After being derided for not taking a position on the current Liberal-members-sponsored debate about co-operation with the NDP, Michael Ignatieff has finally taken a position. While he gets credit for his stand, it is possibly the worst perspective he can embrace. Ignatieff, and in turn whatever element of the Liberal Party he represents, has become half-pregnant.
According to Joan Bryden's Canadian Press story, Iggy has ruled out any form of pre-election arrangement with the NDP but is prepared to contemplate a coalition if that is what the numbers look like and that is what the public wants. He also describes himself as a uniter and not a divider. Yet by taking this position, I imagine, he has united more than a few Liberals against him and continues to divide the organization he runs.

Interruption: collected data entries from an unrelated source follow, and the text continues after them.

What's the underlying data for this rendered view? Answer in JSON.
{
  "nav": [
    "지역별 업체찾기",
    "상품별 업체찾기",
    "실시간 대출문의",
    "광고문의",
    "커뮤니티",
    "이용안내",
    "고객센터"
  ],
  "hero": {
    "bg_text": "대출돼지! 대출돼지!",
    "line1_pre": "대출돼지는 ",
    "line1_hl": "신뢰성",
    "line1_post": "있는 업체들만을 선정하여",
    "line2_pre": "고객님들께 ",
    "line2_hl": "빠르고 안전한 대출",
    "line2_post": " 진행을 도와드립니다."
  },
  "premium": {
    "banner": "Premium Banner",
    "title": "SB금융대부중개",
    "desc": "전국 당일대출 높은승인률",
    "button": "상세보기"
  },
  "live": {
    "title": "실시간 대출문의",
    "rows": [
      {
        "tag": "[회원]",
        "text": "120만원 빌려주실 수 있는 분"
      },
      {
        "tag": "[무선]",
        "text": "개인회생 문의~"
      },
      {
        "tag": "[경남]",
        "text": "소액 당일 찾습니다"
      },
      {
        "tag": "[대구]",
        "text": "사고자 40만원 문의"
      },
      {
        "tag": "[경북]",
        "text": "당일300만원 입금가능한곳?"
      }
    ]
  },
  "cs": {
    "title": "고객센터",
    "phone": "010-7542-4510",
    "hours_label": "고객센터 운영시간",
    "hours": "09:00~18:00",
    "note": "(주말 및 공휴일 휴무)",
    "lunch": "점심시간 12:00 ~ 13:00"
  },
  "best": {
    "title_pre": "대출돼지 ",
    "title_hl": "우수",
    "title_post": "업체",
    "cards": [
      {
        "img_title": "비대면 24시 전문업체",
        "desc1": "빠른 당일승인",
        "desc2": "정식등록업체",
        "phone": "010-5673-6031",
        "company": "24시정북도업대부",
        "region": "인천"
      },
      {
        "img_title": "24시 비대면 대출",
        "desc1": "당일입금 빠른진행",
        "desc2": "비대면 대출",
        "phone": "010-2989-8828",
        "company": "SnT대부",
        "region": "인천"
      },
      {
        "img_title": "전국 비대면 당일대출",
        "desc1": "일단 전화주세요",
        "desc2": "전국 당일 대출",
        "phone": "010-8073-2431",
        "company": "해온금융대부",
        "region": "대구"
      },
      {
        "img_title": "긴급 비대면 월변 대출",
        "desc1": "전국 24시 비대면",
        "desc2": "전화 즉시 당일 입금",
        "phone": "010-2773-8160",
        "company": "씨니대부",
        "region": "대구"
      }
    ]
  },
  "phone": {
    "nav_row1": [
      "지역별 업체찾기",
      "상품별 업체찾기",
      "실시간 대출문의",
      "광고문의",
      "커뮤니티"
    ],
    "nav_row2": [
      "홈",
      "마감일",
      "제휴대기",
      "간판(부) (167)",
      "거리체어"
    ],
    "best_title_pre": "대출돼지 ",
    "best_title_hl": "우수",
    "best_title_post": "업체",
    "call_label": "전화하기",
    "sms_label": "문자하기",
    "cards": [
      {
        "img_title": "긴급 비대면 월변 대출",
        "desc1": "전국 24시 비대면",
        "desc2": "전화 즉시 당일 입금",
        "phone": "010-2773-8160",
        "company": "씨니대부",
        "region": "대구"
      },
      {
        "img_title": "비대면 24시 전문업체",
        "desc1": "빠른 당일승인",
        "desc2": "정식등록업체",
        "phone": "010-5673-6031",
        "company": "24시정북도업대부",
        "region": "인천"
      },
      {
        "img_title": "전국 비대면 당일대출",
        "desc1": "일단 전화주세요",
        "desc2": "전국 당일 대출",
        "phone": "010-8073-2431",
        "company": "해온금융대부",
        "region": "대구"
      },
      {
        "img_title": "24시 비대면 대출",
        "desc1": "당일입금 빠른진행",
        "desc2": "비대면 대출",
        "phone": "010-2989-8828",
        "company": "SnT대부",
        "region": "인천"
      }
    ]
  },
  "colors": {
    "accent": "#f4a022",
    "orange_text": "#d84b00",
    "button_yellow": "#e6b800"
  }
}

Ignatieff is not taking this position because of a wave of co-operative momentum that has crossed the Atlantic. He is here because his party is in difficult straits and as a stand-alone entity the Liberals are weak. Many in his own party have sensed this and spoken out about the need to address this through some form of co-operation on the left.

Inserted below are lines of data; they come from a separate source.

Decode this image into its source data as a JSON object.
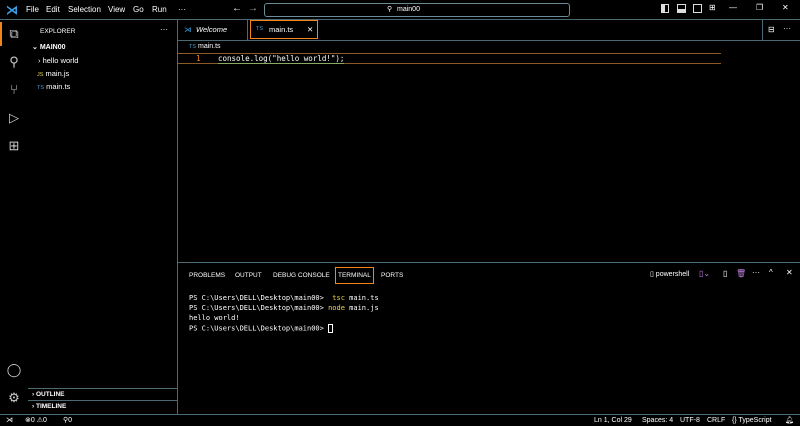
{
  "menu": [
    "File",
    "Edit",
    "Selection",
    "View",
    "Go",
    "Run",
    "···"
  ],
  "search": "main00",
  "sidebar": {
    "title": "EXPLORER",
    "more": "···",
    "root": "MAIN00",
    "items": [
      {
        "icon": "›",
        "label": "hello world"
      },
      {
        "icon": "JS",
        "label": "main.js"
      },
      {
        "icon": "TS",
        "label": "main.ts"
      }
    ],
    "outline": "OUTLINE",
    "timeline": "TIMELINE"
  },
  "tabs": [
    {
      "label": "Welcome"
    },
    {
      "icon": "TS",
      "label": "main.ts",
      "close": "✕"
    }
  ],
  "breadcrumb": {
    "icon": "TS",
    "label": "main.ts"
  },
  "editor": {
    "line_no": "1",
    "code": "console.log(\"hello world!\");"
  },
  "panel": {
    "tabs": [
      "PROBLEMS",
      "OUTPUT",
      "DEBUG CONSOLE",
      "TERMINAL",
      "PORTS"
    ],
    "shell": "powershell",
    "lines": [
      {
        "prompt": "PS C:\\Users\\DELL\\Desktop\\main00> ",
        "cmd": " tsc",
        "args": " main.ts"
      },
      {
        "prompt": "PS C:\\Users\\DELL\\Desktop\\main00> ",
        "cmd": "node",
        "args": " main.js"
      },
      {
        "prompt": "hello world!",
        "cmd": "",
        "args": ""
      },
      {
        "prompt": "PS C:\\Users\\DELL\\Desktop\\main00> ",
        "cmd": "",
        "args": ""
      }
    ]
  },
  "status": {
    "errors": "0",
    "warnings": "0",
    "ports": "0",
    "position": "Ln 1, Col 29",
    "spaces": "Spaces: 4",
    "encoding": "UTF-8",
    "eol": "CRLF",
    "language": "TypeScript"
  }
}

In a Neville Chamberlain-like act of appeasement, Ignatieff now says no coalition now but we'll have one if we need one - a position he had before in 2008. That is not bound to inspire confidence in Liberal ranks. Rather than offering a road map for Liberal victory, he offers a temporary detour from the real problem: the inability of the mighty Liberal Party under his leadership to connect with the public.
Being half-pregnant is not possible, nor is this adopted response to a crisis in the Liberal cradle.